Ho quindi progettato il concept di uno strumento informatico finalizzato a supportare e guidare la progettazione condivisa dello spazio scolastico tra insegnanti, genitori e progettisti, sia per la riprogettazione di spazi esistenti, sia per la progettazione ex novo. Limitatamente alla definizione della scheda tecnica dello strumento, mi sono avvalsa della collaborazione di un ingegnere informatico.
Ritengo sia fondamentale sensibilizzare i progettisti, che devono smettere di immaginare un “utente medio” per questi spazi e individuare invece i bisogni reali di chi abita la scuola, per poter sostenere l’ottica dell’inclusione».

Come dovrebbe essere applicato tale strumento informatico?
«L’idea è che, al momento dell’iscrizione, i genitori di tutti gli allievi compilino un questionario online volto a rilevare (da parte della scuola) il “match” [“punto di accordo”, N.d.R.] tra le abilità del proprio/a figlio/a e le attività che normalmente si svolgono nei vari ambienti della scuola, e di conseguenza con le abilità richieste dagli spazi scolastici così come sono. In questo modo sarebbe possibile ricavare dati oggettivi sulla compatibilità tra le abilità dei bambini e il contesto che offre la scuola a livello di accessibilità.
Con questo strumento, inoltre, gli operatori della scuola avrebbero i dati necessari per pianificare gli adeguamenti utili a prevedere la massima partecipazione degli alunni. La raccolta di dati potrebbe essere utilizzata per permettere un ranking [“classifica”, N.d.R.] tra istituti, consentendo ai genitori di utilizzare il grado di inclusività dei plessi come criterio per la scelta. I progettisti, a loro volta, potrebbero operare in modo più consapevole, comprendendo meglio le dinamiche tra spazi, tempi e utenti che caratterizzano la scuola: l’accessibilità, infatti, dipende dalla complessa relazione tra questi elementi, e non può limitarsi all’applicazione di prescrizioni».

Vorrebbe continuare a lavorare sulla tematica della sua tesi?
«In questo periodo sono in procinto di trasferirmi a Bolzano, per lavorare a dei percorsi formativi per insegnanti sul tema della scuola inclusiva. È mia intenzione continuare a sviluppare lo strumento oggetto della mia tesi, coinvolgendo un team interdisciplinare in un’ideale partnership tra pedagogia, architettura e informatica».

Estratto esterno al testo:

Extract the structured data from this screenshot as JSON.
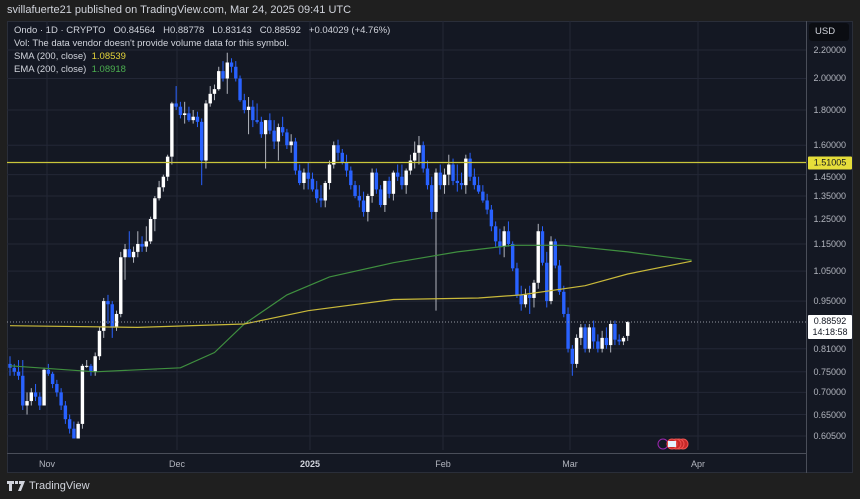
{
  "publisher": "svillafuerte21 published on TradingView.com, Mar 24, 2025 09:41 UTC",
  "legend": {
    "symbol_line": "Ondo · 1D · CRYPTO",
    "open": "O0.84564",
    "high": "H0.88778",
    "low": "L0.83143",
    "close": "C0.88592",
    "change": "+0.04029 (+4.76%)",
    "vol_note": "Vol: The data vendor doesn't provide volume data for this symbol.",
    "sma_label": "SMA (200, close)",
    "sma_value": "1.08539",
    "ema_label": "EMA (200, close)",
    "ema_value": "1.08918"
  },
  "currency": "USD",
  "price_tags": {
    "horizontal_line": "1.51005",
    "last_price": "0.88592",
    "countdown": "14:18:58"
  },
  "footer": {
    "brand": "TradingView"
  },
  "colors": {
    "up": "#ffffff",
    "down": "#2962ff",
    "sma": "#c9b93a",
    "ema": "#3f8f3f",
    "hline": "#c9c53a",
    "grid": "#232736",
    "background": "#141823"
  },
  "chart_data": {
    "type": "candlestick",
    "title": "Ondo · 1D · CRYPTO",
    "scale": "log",
    "xlabel": "",
    "ylabel": "USD",
    "x_ticks": [
      "Nov",
      "Dec",
      "2025",
      "Feb",
      "Mar",
      "Apr"
    ],
    "y_ticks": [
      "2.20000",
      "2.00000",
      "1.80000",
      "1.60000",
      "1.45000",
      "1.35000",
      "1.25000",
      "1.15000",
      "1.05000",
      "0.95000",
      "0.81000",
      "0.75000",
      "0.70000",
      "0.65000",
      "0.60500"
    ],
    "ylim": [
      0.58,
      2.3
    ],
    "horizontal_line": 1.51005,
    "last": {
      "open": 0.84564,
      "high": 0.88778,
      "low": 0.83143,
      "close": 0.88592,
      "change": 0.04029,
      "change_pct": 4.76
    },
    "sma_200_last": 1.08539,
    "ema_200_last": 1.08918,
    "candles_ohlc": [
      [
        0.77,
        0.79,
        0.74,
        0.76
      ],
      [
        0.76,
        0.77,
        0.74,
        0.75
      ],
      [
        0.75,
        0.78,
        0.73,
        0.74
      ],
      [
        0.74,
        0.78,
        0.66,
        0.67
      ],
      [
        0.67,
        0.7,
        0.65,
        0.68
      ],
      [
        0.68,
        0.71,
        0.67,
        0.7
      ],
      [
        0.7,
        0.72,
        0.68,
        0.69
      ],
      [
        0.69,
        0.7,
        0.66,
        0.67
      ],
      [
        0.67,
        0.76,
        0.67,
        0.755
      ],
      [
        0.755,
        0.77,
        0.74,
        0.745
      ],
      [
        0.745,
        0.75,
        0.71,
        0.72
      ],
      [
        0.72,
        0.73,
        0.69,
        0.7
      ],
      [
        0.7,
        0.71,
        0.66,
        0.67
      ],
      [
        0.67,
        0.68,
        0.63,
        0.64
      ],
      [
        0.64,
        0.65,
        0.61,
        0.62
      ],
      [
        0.62,
        0.635,
        0.6,
        0.6
      ],
      [
        0.6,
        0.635,
        0.6,
        0.63
      ],
      [
        0.63,
        0.77,
        0.62,
        0.765
      ],
      [
        0.765,
        0.78,
        0.76,
        0.765
      ],
      [
        0.765,
        0.77,
        0.74,
        0.75
      ],
      [
        0.75,
        0.8,
        0.74,
        0.79
      ],
      [
        0.79,
        0.87,
        0.78,
        0.86
      ],
      [
        0.86,
        0.96,
        0.84,
        0.95
      ],
      [
        0.95,
        0.97,
        0.88,
        0.94
      ],
      [
        0.94,
        0.95,
        0.84,
        0.87
      ],
      [
        0.87,
        0.92,
        0.86,
        0.91
      ],
      [
        0.91,
        1.12,
        0.9,
        1.1
      ],
      [
        1.1,
        1.15,
        1.02,
        1.13
      ],
      [
        1.13,
        1.2,
        1.1,
        1.1
      ],
      [
        1.1,
        1.14,
        1.08,
        1.12
      ],
      [
        1.12,
        1.2,
        1.1,
        1.15
      ],
      [
        1.15,
        1.18,
        1.12,
        1.14
      ],
      [
        1.14,
        1.22,
        1.12,
        1.16
      ],
      [
        1.16,
        1.26,
        1.15,
        1.25
      ],
      [
        1.25,
        1.35,
        1.2,
        1.34
      ],
      [
        1.34,
        1.42,
        1.33,
        1.39
      ],
      [
        1.39,
        1.45,
        1.37,
        1.44
      ],
      [
        1.44,
        1.55,
        1.42,
        1.54
      ],
      [
        1.54,
        1.85,
        1.5,
        1.84
      ],
      [
        1.84,
        1.95,
        1.8,
        1.82
      ],
      [
        1.82,
        1.85,
        1.75,
        1.77
      ],
      [
        1.77,
        1.85,
        1.72,
        1.78
      ],
      [
        1.78,
        1.82,
        1.73,
        1.74
      ],
      [
        1.74,
        1.8,
        1.72,
        1.76
      ],
      [
        1.76,
        1.79,
        1.7,
        1.73
      ],
      [
        1.73,
        1.75,
        1.4,
        1.52
      ],
      [
        1.52,
        1.86,
        1.48,
        1.84
      ],
      [
        1.84,
        1.95,
        1.82,
        1.9
      ],
      [
        1.9,
        1.96,
        1.86,
        1.93
      ],
      [
        1.93,
        2.08,
        1.92,
        2.05
      ],
      [
        2.05,
        2.12,
        1.98,
        2.0
      ],
      [
        2.0,
        2.18,
        1.9,
        2.11
      ],
      [
        2.11,
        2.14,
        2.04,
        2.08
      ],
      [
        2.08,
        2.12,
        1.98,
        2.0
      ],
      [
        2.0,
        2.02,
        1.85,
        1.86
      ],
      [
        1.86,
        1.9,
        1.78,
        1.8
      ],
      [
        1.8,
        1.88,
        1.66,
        1.82
      ],
      [
        1.82,
        1.86,
        1.7,
        1.74
      ],
      [
        1.74,
        1.84,
        1.72,
        1.73
      ],
      [
        1.73,
        1.76,
        1.64,
        1.66
      ],
      [
        1.66,
        1.74,
        1.48,
        1.74
      ],
      [
        1.74,
        1.78,
        1.66,
        1.68
      ],
      [
        1.68,
        1.74,
        1.58,
        1.62
      ],
      [
        1.62,
        1.72,
        1.52,
        1.7
      ],
      [
        1.7,
        1.76,
        1.65,
        1.67
      ],
      [
        1.67,
        1.69,
        1.58,
        1.6
      ],
      [
        1.6,
        1.66,
        1.56,
        1.62
      ],
      [
        1.62,
        1.64,
        1.45,
        1.47
      ],
      [
        1.47,
        1.5,
        1.4,
        1.41
      ],
      [
        1.41,
        1.48,
        1.38,
        1.46
      ],
      [
        1.46,
        1.51,
        1.38,
        1.43
      ],
      [
        1.43,
        1.46,
        1.37,
        1.38
      ],
      [
        1.38,
        1.42,
        1.32,
        1.34
      ],
      [
        1.34,
        1.4,
        1.3,
        1.33
      ],
      [
        1.33,
        1.42,
        1.3,
        1.41
      ],
      [
        1.41,
        1.52,
        1.38,
        1.5
      ],
      [
        1.5,
        1.62,
        1.48,
        1.6
      ],
      [
        1.6,
        1.63,
        1.52,
        1.56
      ],
      [
        1.56,
        1.58,
        1.5,
        1.51
      ],
      [
        1.51,
        1.55,
        1.44,
        1.47
      ],
      [
        1.47,
        1.49,
        1.38,
        1.4
      ],
      [
        1.4,
        1.42,
        1.34,
        1.35
      ],
      [
        1.35,
        1.4,
        1.3,
        1.33
      ],
      [
        1.33,
        1.37,
        1.26,
        1.28
      ],
      [
        1.28,
        1.36,
        1.24,
        1.35
      ],
      [
        1.35,
        1.48,
        1.32,
        1.46
      ],
      [
        1.46,
        1.48,
        1.36,
        1.38
      ],
      [
        1.38,
        1.4,
        1.3,
        1.31
      ],
      [
        1.31,
        1.42,
        1.28,
        1.42
      ],
      [
        1.42,
        1.44,
        1.34,
        1.36
      ],
      [
        1.36,
        1.47,
        1.33,
        1.46
      ],
      [
        1.46,
        1.5,
        1.42,
        1.44
      ],
      [
        1.44,
        1.5,
        1.38,
        1.4
      ],
      [
        1.4,
        1.48,
        1.36,
        1.47
      ],
      [
        1.47,
        1.55,
        1.45,
        1.52
      ],
      [
        1.52,
        1.62,
        1.48,
        1.56
      ],
      [
        1.56,
        1.65,
        1.5,
        1.6
      ],
      [
        1.6,
        1.62,
        1.46,
        1.48
      ],
      [
        1.48,
        1.52,
        1.38,
        1.4
      ],
      [
        1.4,
        1.44,
        1.25,
        1.28
      ],
      [
        1.28,
        1.48,
        0.92,
        1.46
      ],
      [
        1.46,
        1.5,
        1.38,
        1.4
      ],
      [
        1.4,
        1.48,
        1.36,
        1.45
      ],
      [
        1.45,
        1.55,
        1.4,
        1.5
      ],
      [
        1.5,
        1.53,
        1.4,
        1.42
      ],
      [
        1.42,
        1.5,
        1.37,
        1.41
      ],
      [
        1.41,
        1.46,
        1.38,
        1.4
      ],
      [
        1.4,
        1.55,
        1.36,
        1.53
      ],
      [
        1.53,
        1.56,
        1.42,
        1.44
      ],
      [
        1.44,
        1.48,
        1.38,
        1.4
      ],
      [
        1.4,
        1.44,
        1.36,
        1.37
      ],
      [
        1.37,
        1.4,
        1.32,
        1.33
      ],
      [
        1.33,
        1.36,
        1.27,
        1.29
      ],
      [
        1.29,
        1.31,
        1.2,
        1.22
      ],
      [
        1.22,
        1.24,
        1.14,
        1.16
      ],
      [
        1.16,
        1.21,
        1.11,
        1.14
      ],
      [
        1.14,
        1.22,
        1.1,
        1.2
      ],
      [
        1.2,
        1.24,
        1.14,
        1.15
      ],
      [
        1.15,
        1.16,
        1.05,
        1.06
      ],
      [
        1.06,
        1.08,
        0.96,
        0.97
      ],
      [
        0.97,
        1.0,
        0.92,
        0.94
      ],
      [
        0.94,
        0.99,
        0.93,
        0.97
      ],
      [
        0.97,
        1.0,
        0.91,
        0.96
      ],
      [
        0.96,
        1.02,
        0.93,
        1.01
      ],
      [
        1.01,
        1.23,
        0.99,
        1.2
      ],
      [
        1.2,
        1.22,
        1.07,
        1.08
      ],
      [
        1.08,
        1.12,
        0.93,
        0.95
      ],
      [
        0.95,
        1.18,
        0.94,
        1.16
      ],
      [
        1.16,
        1.17,
        1.06,
        1.07
      ],
      [
        1.07,
        1.09,
        0.97,
        0.98
      ],
      [
        0.98,
        1.0,
        0.9,
        0.91
      ],
      [
        0.91,
        0.93,
        0.8,
        0.81
      ],
      [
        0.81,
        0.82,
        0.74,
        0.77
      ],
      [
        0.77,
        0.85,
        0.76,
        0.84
      ],
      [
        0.84,
        0.88,
        0.82,
        0.87
      ],
      [
        0.87,
        0.88,
        0.8,
        0.81
      ],
      [
        0.81,
        0.88,
        0.8,
        0.87
      ],
      [
        0.87,
        0.89,
        0.81,
        0.83
      ],
      [
        0.83,
        0.85,
        0.8,
        0.81
      ],
      [
        0.81,
        0.86,
        0.8,
        0.84
      ],
      [
        0.84,
        0.87,
        0.81,
        0.82
      ],
      [
        0.82,
        0.89,
        0.8,
        0.88
      ],
      [
        0.88,
        0.89,
        0.82,
        0.835
      ],
      [
        0.835,
        0.85,
        0.82,
        0.83
      ],
      [
        0.83,
        0.845,
        0.82,
        0.84
      ],
      [
        0.84564,
        0.88778,
        0.83143,
        0.88592
      ]
    ],
    "sma_200_points": [
      [
        0,
        0.875
      ],
      [
        30,
        0.87
      ],
      [
        55,
        0.88
      ],
      [
        70,
        0.92
      ],
      [
        90,
        0.955
      ],
      [
        110,
        0.96
      ],
      [
        120,
        0.97
      ],
      [
        135,
        1.0
      ],
      [
        145,
        1.04
      ],
      [
        160,
        1.08539
      ]
    ],
    "ema_200_points": [
      [
        0,
        0.765
      ],
      [
        20,
        0.75
      ],
      [
        40,
        0.76
      ],
      [
        48,
        0.8
      ],
      [
        55,
        0.88
      ],
      [
        65,
        0.97
      ],
      [
        75,
        1.03
      ],
      [
        90,
        1.08
      ],
      [
        105,
        1.12
      ],
      [
        118,
        1.145
      ],
      [
        130,
        1.145
      ],
      [
        145,
        1.12
      ],
      [
        160,
        1.08918
      ]
    ]
  }
}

Significativa, in conclusione, è anche la citazione dell’architetto Paul Hogan con cui si apre la tesi di Alessandra Galletti: «Good design enables, bad design disables», ovvero, all’incirca, “Il buon design rende abili/rende le cose possibili (abilità), il cattivo design rende inabili/disabili (disabilità)”. Parole utili a rappresentare in quale misura la disabilità e il livello di partecipazione dipendano da quanto l’ambiente nel quale si vive sia adeguato e inclusivo, da quante barriere si incontrino, che siano barriere psicologiche o strutturali.
L’auspicio è dunque che la dottoressa Galletti possa portare avanti con successo il proprio lavoro su una tematica così importante per il benessere di tutti i bambini.